Il Piper di Viareggio, un simbolo della musica e della cultura italiana

Il Piper di Viareggio, un locale che ha visto esibirsi grandi nomi della musica italiana

Un locale cult del lungomare di Viareggio con artisti famosi e eventi storici
Un locale cult del lungomare di Viareggio con artisti famosi e eventi storici

Il Piper di Viareggio, noto come un locale cult del lungomare, ha rappresentato un punto di riferimento per la musica e la cultura italiana negli anni settanta. Aperto da Alberigo Crocetta e Giancarlo Bornigia, due romani che avevano già avviato un locale simile a Roma, il Piper viareggino ha saputo unire tradizione e innovazione, diventando un’esperienza unica per chi amava la musica e la vita notturna. La sua storia è legata a nomi famosi e a eventi che hanno segnato l’epoca.

Un’inaugurazione ricca di stelle e tradizioni

La serata di inaugurazione del Piper fu un evento memorabile, con fuochi d’artificio e una sfilata di artisti e personaggi famosi. Tra i nomi più noti, si possono citare Patty Pravo, accompagnata dai Cyan Three, e Sandra Milo, che si sarebbe poi distinto come una delle “piperine”. La regia fu affidata a Piero Vivarelli, che mise in scena un corteo multicolore che attraversò la città, accompagnato da musiche carnevalesche e da una banda che sfilava ogni anno nei corsi mascherati. La sfilata fu un momento di grande spettacolo e partecipazione popolare.

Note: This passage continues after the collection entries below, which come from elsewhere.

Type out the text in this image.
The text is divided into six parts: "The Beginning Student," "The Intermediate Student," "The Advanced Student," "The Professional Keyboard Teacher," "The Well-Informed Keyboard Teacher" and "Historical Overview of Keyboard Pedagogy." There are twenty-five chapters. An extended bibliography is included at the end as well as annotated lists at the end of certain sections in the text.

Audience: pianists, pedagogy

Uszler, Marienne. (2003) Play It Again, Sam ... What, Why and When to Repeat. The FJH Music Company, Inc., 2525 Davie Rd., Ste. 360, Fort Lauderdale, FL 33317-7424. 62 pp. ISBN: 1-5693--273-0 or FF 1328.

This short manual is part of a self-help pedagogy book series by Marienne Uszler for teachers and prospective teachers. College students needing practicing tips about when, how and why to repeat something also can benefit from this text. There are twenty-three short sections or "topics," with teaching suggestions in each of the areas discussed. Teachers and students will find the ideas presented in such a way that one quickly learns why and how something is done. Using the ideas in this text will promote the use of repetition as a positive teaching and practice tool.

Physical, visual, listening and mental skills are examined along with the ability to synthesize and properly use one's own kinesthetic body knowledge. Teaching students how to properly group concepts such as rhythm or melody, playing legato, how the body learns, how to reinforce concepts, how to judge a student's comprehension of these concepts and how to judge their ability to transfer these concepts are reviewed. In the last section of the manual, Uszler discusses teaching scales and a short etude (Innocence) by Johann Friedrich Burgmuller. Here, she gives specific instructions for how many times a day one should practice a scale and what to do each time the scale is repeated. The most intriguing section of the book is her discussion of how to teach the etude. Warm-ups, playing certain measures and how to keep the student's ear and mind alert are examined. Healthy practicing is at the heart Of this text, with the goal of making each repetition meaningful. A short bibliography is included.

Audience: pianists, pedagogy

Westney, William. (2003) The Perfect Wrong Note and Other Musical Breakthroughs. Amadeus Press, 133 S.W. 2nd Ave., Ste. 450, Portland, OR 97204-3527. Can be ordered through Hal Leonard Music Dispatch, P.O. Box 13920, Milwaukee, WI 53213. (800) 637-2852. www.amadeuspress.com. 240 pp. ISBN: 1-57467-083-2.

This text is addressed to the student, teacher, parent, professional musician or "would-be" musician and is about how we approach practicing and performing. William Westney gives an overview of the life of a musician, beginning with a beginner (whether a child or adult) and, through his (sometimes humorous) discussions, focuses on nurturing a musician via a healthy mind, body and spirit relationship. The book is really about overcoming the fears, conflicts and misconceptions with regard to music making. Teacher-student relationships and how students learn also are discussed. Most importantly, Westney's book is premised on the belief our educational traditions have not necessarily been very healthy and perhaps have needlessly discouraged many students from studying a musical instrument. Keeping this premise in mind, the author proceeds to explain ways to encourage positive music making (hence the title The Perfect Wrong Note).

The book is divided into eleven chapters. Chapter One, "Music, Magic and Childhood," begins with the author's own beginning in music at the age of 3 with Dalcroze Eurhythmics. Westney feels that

Un’era di grandi nomi e successi

Il Piper viareggino ha visto esibirsi artisti di fama internazionale come Thane Russal, Screaming Lord Sutch, Penny Brown e i Delfini. Tra i nomi più significativi, si segnala anche Lucio Dalla, Rocky Roberts, Mal e Twiggy, che hanno contribuito a far crescere il locale come un punto di riferimento per la musica progressiva e l’underground. Nel 1971, Mia Martini vinse il Festival della musica d’avanguardia a Torre del Lago, accompagnata da un gruppo viareggino, “La macchina”, con il chitarrista Giorgio Dolce. Questi eventi hanno reso il locale un simbolo della musica italiana.

Il Piper, situato a due passi dal confine con Lido di Camaiore, ha visto passare tanti nomi e storie, ma il suo ricordo vive ancora oggi, come testimonianza di un’epoca in cui la musica e la cultura si mescolavano in modo unico. Con la separazione dei due soci proprietari, datata 1970, il Piper romano rimase a Bornigia. A Crocetta spettò la succursale viareggina che prese il nome di Piper 2000. Furono anni intensi e le star si sprecavano in appuntamenti che, come andava di moda all’epoca, la domenica erano anche pomeridiani oltre che serali.

Qualche nome: Rocky Roberts, Lucio Dalla, Mal, Twiggy. Nel 1971 Mia Martini vince il Festival della musica d’avanguardia e delle nuove proposte a Torre del Lago accompagnata da un gruppo viareggino “La macchina” con alla testa il chitarrista Giorgio Dolce. E’ una ribalta della musica progressive e Mimì sarà una star del Piper viareggino oltre che di quello romano. Memorabile a Viareggio sarà l’estate 1972, quando in due mesi si esibirono tra gli altri PFM, New Trolls, Rory Gallagher, Brian Auger, Van der Graf Generator e addirittura i Genesis che scalavano il successo.

  • Alberigo Crocetta e Giancarlo Bornigia, i proprietari del Piper di Viareggio
  • Artisti come Patty Pravo, Sandra Milo e Mia Martini che hanno esibito il locale
  • Eventi storici come l’inaugurazione e l’esperienza dei Genesis a Viareggio

Il giorno successivo, un day off, i Genesis rimasero in spiaggia a Viareggio e giocarono una partita contro alcuni ragazzi italiani. Ma la parabola ascendente del Piper 2000 non durò molto. Diventò un dancing, poi un night club col nome di Caprice, ora è in pieno degrado ma c’è un progetto per recuperarlo.